とはいえ、価値の裏付けがまったくないままで、原価20円の紙を「1万円札」と信じてもらうのは容易でありません。現在、日本銀行は財務省が発行する日本国債などを市場で購入し、その国債を紙幣の裏付け資産のように保有しています。日銀が支払った国債の代金が、政府や金融機関に流れるわけです。

 この仕組みは「国債本位制」と呼ばれることがあります。自ら、そう名乗っている国や中央銀行はありませんが、仕組みそのものは米ドルも欧州のユーロも同様で、発行する紙幣の準備資産の一つとして国債を保有しています、

 ただ、不換紙幣そのものが日本銀行にとって債務であるのに、その裏付けが国の債務の紙証文であるというのは、なんだか不安です。へそ曲がりの私は「借金で借金を保証して大丈夫なのか」と、疑問が消えません。

 日銀券と日銀の保有国債との関係にはルールがありました。2001年3月、当時の速水優・日銀総裁が量的緩和に踏み出すに当たって決めたもので、「日銀による長期国債の購入額は、紙幣の発行残高より少なくする」という内容です。ひらたく言うと「政府がもっと国債を買えと要求しても、日銀がもう買えないと断る限度を設ける、ということです。紙幣への信認を損なわないようにするための措置で、「銀行券ルール」と呼ばれています。

 しかし、安部政権下の異次元緩和で、このルールは脇に置かれました。日本銀行は「国債の保有残高を2倍にする」と宣言して買い進め、ことし3月末現在、日銀が抱え込んだ国債残高は589兆円と、じつに発行された国債の半分以上に達してしまいました。

 日本の財政が多少なりとも健全であれば、中央銀行が巨額の国債を抱え込んでも、目くじらをたてなくてもいいのかもしれません。ところが、日本の財政は悲惨な状況です。

 政府の総債務残高がGDP(国内総生産)の何倍にあたるかを調べたランキングで、日本は2.52倍で、スーダンに次ぐ世界ワースト2位。経済破綻の恐れがあると騒がれたギリシャ(1.68倍)やアルゼンチン(1.58倍)にも大差を付けました。日本国債に対するムーディーズの格付けは、上から5番目の「A1」で、中国、韓国、台湾にも負けています。

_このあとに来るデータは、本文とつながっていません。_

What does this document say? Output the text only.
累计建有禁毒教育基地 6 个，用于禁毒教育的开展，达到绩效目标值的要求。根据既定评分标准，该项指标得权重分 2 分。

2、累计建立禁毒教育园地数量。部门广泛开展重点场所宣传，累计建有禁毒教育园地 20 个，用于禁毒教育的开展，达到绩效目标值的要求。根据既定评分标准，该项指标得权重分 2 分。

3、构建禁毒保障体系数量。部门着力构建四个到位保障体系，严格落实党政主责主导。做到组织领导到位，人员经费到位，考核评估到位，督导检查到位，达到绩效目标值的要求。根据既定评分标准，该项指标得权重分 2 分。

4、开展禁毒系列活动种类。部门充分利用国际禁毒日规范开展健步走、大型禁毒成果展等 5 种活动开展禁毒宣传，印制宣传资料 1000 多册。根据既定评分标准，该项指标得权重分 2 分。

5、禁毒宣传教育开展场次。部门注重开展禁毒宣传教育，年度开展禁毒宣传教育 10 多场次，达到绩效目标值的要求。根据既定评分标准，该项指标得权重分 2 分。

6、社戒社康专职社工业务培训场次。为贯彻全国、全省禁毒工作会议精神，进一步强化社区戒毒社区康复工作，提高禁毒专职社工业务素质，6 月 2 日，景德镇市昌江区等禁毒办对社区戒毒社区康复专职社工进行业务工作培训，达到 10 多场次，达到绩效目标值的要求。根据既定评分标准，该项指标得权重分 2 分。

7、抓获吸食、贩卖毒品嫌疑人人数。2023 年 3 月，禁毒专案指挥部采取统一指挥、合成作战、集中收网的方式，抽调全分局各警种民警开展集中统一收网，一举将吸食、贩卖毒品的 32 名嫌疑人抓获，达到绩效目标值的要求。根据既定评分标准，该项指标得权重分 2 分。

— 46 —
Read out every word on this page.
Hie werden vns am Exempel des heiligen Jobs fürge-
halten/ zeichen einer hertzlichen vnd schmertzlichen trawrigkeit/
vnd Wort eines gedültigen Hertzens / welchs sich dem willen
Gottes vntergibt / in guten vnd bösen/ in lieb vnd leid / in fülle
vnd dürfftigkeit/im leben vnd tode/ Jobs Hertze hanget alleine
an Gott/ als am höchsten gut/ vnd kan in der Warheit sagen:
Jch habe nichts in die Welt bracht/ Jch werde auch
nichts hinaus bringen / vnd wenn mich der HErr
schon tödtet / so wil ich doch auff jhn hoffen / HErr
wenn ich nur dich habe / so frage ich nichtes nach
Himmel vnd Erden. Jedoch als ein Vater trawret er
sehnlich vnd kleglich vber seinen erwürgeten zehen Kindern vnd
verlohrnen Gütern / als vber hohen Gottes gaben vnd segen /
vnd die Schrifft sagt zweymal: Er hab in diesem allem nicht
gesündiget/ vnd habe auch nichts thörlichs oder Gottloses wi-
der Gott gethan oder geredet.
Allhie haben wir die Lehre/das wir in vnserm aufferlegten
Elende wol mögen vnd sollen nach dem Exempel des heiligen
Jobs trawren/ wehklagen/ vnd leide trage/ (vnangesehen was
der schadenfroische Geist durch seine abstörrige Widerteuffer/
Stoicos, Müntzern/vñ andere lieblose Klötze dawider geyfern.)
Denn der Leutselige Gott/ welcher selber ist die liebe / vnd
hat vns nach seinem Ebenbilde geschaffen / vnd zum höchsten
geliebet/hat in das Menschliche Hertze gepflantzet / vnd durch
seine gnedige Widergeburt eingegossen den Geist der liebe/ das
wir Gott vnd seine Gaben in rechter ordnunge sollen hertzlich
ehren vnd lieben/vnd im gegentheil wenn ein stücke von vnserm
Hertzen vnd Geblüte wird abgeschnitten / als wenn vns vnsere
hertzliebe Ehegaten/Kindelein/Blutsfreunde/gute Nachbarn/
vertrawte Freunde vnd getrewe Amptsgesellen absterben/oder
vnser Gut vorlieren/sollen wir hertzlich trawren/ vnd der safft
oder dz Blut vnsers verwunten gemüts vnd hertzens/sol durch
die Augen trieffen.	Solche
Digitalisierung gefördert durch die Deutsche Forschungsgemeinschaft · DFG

 となると、私たちが原価18円の紙を1万円札と信じる大きな理由は「法定通貨」であることかもしれません。日本銀行法46条は「(日本銀行券は)法貨として無制限に通用する」と定めています。ただし、この条文は「紙幣を受け取る義務」を述べているだけで、その価値=購買力は保証しません。

 不換紙幣である日銀券の価値=購買力は、売り主が値段をつけ、買い主が合意して支払うことによって決まります。取り引きの条件は日々変わり、経済危機が起きれば売買の合意が成立しにくくなるでしょう。売り主が法定通貨以外の支払いを求めることも起こりえます。